The first prong of the work product test, which requires a governmental body to show that the information at issue was created in anticipation of litigation, has two parts. A governmental body must demonstrate that (1) a reasonable person would have concluded from the totality of the circumstances surrounding the investigation that there was a substantial chance that litigation would ensue, and (2) the party resisting discovery believed in good faith that there was a substantial chance that litigation would ensue and conducted the investigation for the purpose of preparing for such litigation. See Nat'l Tank v. Brotherton, 851 S.W.2d 193, 207 (Tex. 1993). A "substantial chance" of litigation does not mean a statistical probability, but rather "that litigation is more than merely an abstract possibility or unwarranted fear." Id. at 204. The second part of the work product test requires the governmental body to show that the materials at issue contain the mental impressions, opinions, conclusions, or legal theories of an attorney or an attorney's representative.
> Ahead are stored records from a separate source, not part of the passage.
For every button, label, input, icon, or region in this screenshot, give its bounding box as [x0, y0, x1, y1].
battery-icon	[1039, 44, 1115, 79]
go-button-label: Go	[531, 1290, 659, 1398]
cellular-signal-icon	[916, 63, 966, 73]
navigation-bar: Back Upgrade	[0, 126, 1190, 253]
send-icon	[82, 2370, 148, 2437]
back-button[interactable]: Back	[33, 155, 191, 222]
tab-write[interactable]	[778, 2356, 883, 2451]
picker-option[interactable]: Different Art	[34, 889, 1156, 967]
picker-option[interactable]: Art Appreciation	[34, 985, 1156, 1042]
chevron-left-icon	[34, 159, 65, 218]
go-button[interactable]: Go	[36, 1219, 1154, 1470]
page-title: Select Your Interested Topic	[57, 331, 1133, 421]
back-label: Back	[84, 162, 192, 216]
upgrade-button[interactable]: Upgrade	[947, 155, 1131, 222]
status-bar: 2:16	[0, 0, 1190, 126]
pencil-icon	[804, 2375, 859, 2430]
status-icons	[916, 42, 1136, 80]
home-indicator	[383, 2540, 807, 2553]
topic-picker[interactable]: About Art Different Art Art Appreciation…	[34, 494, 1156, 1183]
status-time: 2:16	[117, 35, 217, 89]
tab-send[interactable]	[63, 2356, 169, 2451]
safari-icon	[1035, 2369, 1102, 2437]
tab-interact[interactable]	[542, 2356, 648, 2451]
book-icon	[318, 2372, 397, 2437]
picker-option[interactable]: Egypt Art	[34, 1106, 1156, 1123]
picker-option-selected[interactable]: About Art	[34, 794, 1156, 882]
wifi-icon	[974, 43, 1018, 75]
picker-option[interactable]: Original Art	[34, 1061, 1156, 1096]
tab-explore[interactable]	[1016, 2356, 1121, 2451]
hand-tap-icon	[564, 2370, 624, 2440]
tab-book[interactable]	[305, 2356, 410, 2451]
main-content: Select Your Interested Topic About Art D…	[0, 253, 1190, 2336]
See Tex. R. Civ. P. 192.5(b)(1). A document containing core work product information that meets both parts of the work product test is confidential under rule 192.5, provided the information does not fall within the scope of the exceptions to the privilege enumerated in rule 192.5(c). See Pittsburgh Corning Corp., 861 S.W.2d at 427.

You contend the remaining information in Exhibit J contains attorney core work product that is protected by rule 192.5 of the Texas Rules of Civil Procedure. Upon review, we find you have failed to demonstrate that any of the remaining information at issue consists of mental impressions, opinions, conclusions, or legal theories of an attorney or an attorney's representative that were created for trial or in anticipation of litigation. Consequently, none of the remaining information in Exhibit J may be withheld pursuant to rule 192.5.

In summary, the city may withhold the information we have marked in Exhibit J pursuant to rule 503 of the Texas Rules of Evidence. The remaining information must be released.

This letter ruling is limited to the particular information at issue in this request and limited to the facts as presented to us; therefore, this ruling must not be relied upon as a previous determination regarding any other information or any other circumstances.

This ruling triggers important deadlines regarding the rights and responsibilities of the governmental body and of the requestor. For more information concerning those rights and responsibilities, please visit our website at http://www.oag.state.tx.us/open/index_orl.php, or call the Office of the Attorney General's Open Government Hotline, toll free, at (877) 673-6839. Questions concerning the allowable charges for providing public information under the Act must be directed to the Cost Rules Administrator of the Office of the Attorney General, toll free, at (888) 672-6787.

Sincerely,

Jennifer Luttrall

Assistant Attorney General

Open Records Division

JL/dls

Ref: ID# 445007

Enc. Submitted documents

c: Requestor

(w/o enclosures)


Footnotes

1. Although you also raise section 552.101 of the Government Code in conjunction with the attorney work product privilege under Texas Rule of Civil Procedure 192.5, this office has concluded section 552.101 does not encompass discovery privileges. See Open Records Decision Nos. 676 at 1-2 (2002), 575 at 2 (1990).

2. We assume the "representative sample" of records submitted to this office is truly representative of the requested records as a whole. See Open Records Decision Nos. 499 (1988), 497 (1988). This open records letter does not reach, and therefore does not authorize the withholding of, any other requested records to the extent that those records contain substantially different types of information than that submitted to this office.

3. As our ruling is dispositive, we do not address your remaining argument against disclosure of this information.